The Capital Improvement and Planning Committee of the Town of Southborough on Monday reviewed requests it may forward to the 2026 Annual Town Meeting and agreed to present a full, fact‑based picture to the Select Board and Advisory while seeking further direction.
Speaker 1 opened the meeting by asking members to confirm follow‑ups with department heads and to be prepared to explain priorities at the public presentation. The committee’s working total for potential capital projects is about $21,800,000, Speaker 1 said, with approximately 2.1 (unit not specified in the transcript) of that described as general fund appropriations in the next fiscal year. The speaker cautioned that final amounts will depend on what the town decides to bond and which items are appropriations.

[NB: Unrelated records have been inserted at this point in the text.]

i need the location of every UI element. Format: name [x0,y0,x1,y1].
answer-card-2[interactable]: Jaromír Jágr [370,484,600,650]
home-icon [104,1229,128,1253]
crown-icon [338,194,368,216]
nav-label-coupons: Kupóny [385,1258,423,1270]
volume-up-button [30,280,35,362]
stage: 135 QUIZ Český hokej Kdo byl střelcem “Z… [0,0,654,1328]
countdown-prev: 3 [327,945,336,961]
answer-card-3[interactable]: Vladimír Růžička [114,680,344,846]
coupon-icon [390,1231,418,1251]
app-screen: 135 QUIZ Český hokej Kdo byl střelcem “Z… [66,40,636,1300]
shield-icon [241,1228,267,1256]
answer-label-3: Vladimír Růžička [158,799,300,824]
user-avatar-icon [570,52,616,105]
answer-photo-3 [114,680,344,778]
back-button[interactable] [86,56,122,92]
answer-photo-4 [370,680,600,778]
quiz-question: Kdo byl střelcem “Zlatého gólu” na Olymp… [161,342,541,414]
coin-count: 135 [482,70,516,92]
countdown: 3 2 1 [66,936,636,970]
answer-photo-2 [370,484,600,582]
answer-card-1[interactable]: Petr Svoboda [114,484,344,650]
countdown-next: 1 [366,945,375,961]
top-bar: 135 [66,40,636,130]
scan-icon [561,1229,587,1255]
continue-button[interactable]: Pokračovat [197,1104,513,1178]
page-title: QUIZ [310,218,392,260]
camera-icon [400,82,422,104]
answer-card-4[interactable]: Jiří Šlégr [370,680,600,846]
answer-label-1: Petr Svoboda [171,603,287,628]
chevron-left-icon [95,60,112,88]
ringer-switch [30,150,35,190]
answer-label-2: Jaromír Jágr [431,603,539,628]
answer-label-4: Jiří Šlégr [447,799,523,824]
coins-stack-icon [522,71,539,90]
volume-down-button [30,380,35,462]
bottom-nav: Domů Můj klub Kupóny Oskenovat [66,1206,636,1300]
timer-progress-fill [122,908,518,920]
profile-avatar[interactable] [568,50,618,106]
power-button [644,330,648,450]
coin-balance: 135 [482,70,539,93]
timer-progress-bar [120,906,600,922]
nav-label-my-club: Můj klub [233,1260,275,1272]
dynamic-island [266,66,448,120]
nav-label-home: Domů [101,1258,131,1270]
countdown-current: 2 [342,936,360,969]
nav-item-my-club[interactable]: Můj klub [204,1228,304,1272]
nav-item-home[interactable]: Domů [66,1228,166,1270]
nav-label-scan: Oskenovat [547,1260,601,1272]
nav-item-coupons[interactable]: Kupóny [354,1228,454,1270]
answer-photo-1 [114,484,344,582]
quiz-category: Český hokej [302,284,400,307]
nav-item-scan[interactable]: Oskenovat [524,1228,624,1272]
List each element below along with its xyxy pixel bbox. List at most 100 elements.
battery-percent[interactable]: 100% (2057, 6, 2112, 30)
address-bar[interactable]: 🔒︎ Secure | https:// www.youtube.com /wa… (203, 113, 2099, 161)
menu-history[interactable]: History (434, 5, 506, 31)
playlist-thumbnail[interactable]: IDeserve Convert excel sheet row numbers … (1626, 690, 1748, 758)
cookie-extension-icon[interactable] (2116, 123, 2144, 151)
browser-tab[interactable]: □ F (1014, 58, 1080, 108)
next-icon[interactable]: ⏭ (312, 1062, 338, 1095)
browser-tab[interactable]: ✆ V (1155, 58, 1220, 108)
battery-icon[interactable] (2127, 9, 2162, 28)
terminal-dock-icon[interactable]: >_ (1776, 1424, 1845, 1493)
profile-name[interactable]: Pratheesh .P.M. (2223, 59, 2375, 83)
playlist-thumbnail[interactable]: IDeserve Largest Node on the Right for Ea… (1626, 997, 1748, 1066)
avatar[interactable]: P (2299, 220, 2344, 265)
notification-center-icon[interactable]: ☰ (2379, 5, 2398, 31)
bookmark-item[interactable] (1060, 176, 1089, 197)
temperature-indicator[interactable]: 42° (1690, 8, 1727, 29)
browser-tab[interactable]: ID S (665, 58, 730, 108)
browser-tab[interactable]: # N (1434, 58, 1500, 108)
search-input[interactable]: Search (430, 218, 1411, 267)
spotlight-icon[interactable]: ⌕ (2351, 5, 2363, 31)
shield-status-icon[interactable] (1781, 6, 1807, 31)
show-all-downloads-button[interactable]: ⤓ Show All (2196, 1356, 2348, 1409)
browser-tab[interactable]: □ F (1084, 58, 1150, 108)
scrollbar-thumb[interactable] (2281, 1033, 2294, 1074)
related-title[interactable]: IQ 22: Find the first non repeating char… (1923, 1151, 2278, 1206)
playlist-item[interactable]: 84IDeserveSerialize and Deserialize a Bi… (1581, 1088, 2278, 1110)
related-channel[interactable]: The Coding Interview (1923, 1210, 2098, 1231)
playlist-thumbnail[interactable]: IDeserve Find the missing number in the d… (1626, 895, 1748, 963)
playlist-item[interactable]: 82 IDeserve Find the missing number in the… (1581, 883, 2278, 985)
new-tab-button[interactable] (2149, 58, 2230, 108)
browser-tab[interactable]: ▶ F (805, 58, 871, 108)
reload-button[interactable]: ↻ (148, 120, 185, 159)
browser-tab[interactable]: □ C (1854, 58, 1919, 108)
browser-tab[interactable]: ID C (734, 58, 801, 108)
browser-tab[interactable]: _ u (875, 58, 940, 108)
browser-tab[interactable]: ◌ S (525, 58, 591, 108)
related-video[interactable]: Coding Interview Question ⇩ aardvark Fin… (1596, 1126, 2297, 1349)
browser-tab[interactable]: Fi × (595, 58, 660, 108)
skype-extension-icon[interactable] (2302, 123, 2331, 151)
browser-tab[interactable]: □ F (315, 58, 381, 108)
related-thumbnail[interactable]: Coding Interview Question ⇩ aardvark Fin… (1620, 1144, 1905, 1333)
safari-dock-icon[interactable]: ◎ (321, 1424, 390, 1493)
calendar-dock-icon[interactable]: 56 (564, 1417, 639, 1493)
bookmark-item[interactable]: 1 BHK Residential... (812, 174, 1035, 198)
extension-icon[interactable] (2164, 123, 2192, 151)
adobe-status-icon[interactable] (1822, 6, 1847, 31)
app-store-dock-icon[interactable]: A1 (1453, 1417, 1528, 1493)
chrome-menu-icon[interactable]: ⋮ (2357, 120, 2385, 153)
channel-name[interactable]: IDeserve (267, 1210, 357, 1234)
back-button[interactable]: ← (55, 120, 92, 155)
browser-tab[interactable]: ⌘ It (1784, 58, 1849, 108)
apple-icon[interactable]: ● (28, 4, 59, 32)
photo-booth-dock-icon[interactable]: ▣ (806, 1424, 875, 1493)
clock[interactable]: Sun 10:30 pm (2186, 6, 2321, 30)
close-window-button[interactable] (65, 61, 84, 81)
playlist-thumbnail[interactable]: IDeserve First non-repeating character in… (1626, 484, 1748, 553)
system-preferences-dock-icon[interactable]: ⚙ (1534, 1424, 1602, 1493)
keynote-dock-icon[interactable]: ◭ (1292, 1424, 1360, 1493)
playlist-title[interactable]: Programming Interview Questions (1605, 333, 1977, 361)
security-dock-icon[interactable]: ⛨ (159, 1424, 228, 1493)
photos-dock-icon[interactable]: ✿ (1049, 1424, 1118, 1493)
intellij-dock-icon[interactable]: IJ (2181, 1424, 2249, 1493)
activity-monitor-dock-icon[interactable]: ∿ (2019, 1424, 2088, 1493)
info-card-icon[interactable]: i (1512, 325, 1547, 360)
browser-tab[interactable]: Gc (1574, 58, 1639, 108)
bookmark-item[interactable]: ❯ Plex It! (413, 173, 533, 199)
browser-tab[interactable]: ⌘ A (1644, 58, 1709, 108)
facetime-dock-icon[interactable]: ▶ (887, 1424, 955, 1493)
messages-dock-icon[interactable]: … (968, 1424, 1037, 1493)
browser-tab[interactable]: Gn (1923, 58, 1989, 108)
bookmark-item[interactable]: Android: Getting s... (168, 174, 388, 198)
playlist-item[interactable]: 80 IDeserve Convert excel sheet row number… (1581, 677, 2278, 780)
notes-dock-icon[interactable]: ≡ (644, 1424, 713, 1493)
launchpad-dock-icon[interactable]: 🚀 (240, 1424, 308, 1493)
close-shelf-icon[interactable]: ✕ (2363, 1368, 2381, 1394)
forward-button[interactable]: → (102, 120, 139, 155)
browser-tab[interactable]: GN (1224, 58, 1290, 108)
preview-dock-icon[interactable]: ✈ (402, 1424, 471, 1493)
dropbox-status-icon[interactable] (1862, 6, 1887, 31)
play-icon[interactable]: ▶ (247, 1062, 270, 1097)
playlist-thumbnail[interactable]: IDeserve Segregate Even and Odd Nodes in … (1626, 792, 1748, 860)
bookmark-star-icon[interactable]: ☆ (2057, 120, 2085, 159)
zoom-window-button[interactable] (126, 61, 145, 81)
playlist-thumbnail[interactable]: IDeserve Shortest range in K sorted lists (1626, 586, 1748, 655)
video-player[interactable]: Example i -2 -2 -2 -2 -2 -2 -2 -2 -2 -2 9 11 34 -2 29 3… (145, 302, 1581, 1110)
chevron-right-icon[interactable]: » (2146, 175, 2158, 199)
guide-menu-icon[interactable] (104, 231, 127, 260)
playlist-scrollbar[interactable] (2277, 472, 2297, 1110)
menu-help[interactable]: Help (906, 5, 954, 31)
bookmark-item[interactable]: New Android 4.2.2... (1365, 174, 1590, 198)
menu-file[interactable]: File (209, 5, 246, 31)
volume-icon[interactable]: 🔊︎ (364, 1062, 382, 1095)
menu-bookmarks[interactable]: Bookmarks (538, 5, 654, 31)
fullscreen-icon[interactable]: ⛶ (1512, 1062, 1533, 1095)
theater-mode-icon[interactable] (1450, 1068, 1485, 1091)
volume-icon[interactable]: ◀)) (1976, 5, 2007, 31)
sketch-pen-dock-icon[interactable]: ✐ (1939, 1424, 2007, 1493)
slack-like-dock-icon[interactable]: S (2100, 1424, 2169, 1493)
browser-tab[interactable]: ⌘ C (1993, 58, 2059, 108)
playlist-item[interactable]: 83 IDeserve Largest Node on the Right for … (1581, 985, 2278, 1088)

The committee discussed tradeoffs between bonding and pay‑as‑you‑go appropriations. Speaker 1 explained consolidating some items can make them bondable — which spreads cost and incurs interest — while smaller items might be appropriated directly. “It gives him a bondable item as opposed to something that he'd have to appropriate,” Speaker 1 said of a consolidation approach for school technology, noting interest cost is a tradeoff.
Members emphasized three large, uncertain projects that could substantially change the town’s capital picture: roads (including sidewalks), major school projects, and the Neary project. Speaker 3 urged the committee to treat those items as “wild cards” and avoid putting speculative future debt on the main slides; several members favored showing current proposed debt and using backup appendix slides for hypothetical items.
Committee members debated sidewalks specifically. Some said sidewalks have been a long‑standing community priority and urged proceeding now; others said sidewalks could be deferred or bond financed to manage the near‑term appropriation load. Speaker 5 said it would be “very disappointing” to pause sidewalk work after several years of discussion, while Speaker 4 and others urged presenting the fiscal impact clearly so the Select Board can set a policy threshold.
The committee directed staff to tidy the slide deck and include a one‑page summary rollup that separates currently proposed debt from potential future obligations. Speaker 2 recommended preparing appendix slides so the committee could answer questions without speculating. The committee agreed to present the living capital plan and return with revised materials after the Select Board’s guidance.
The meeting adjourned by motion; no other formal votes were taken.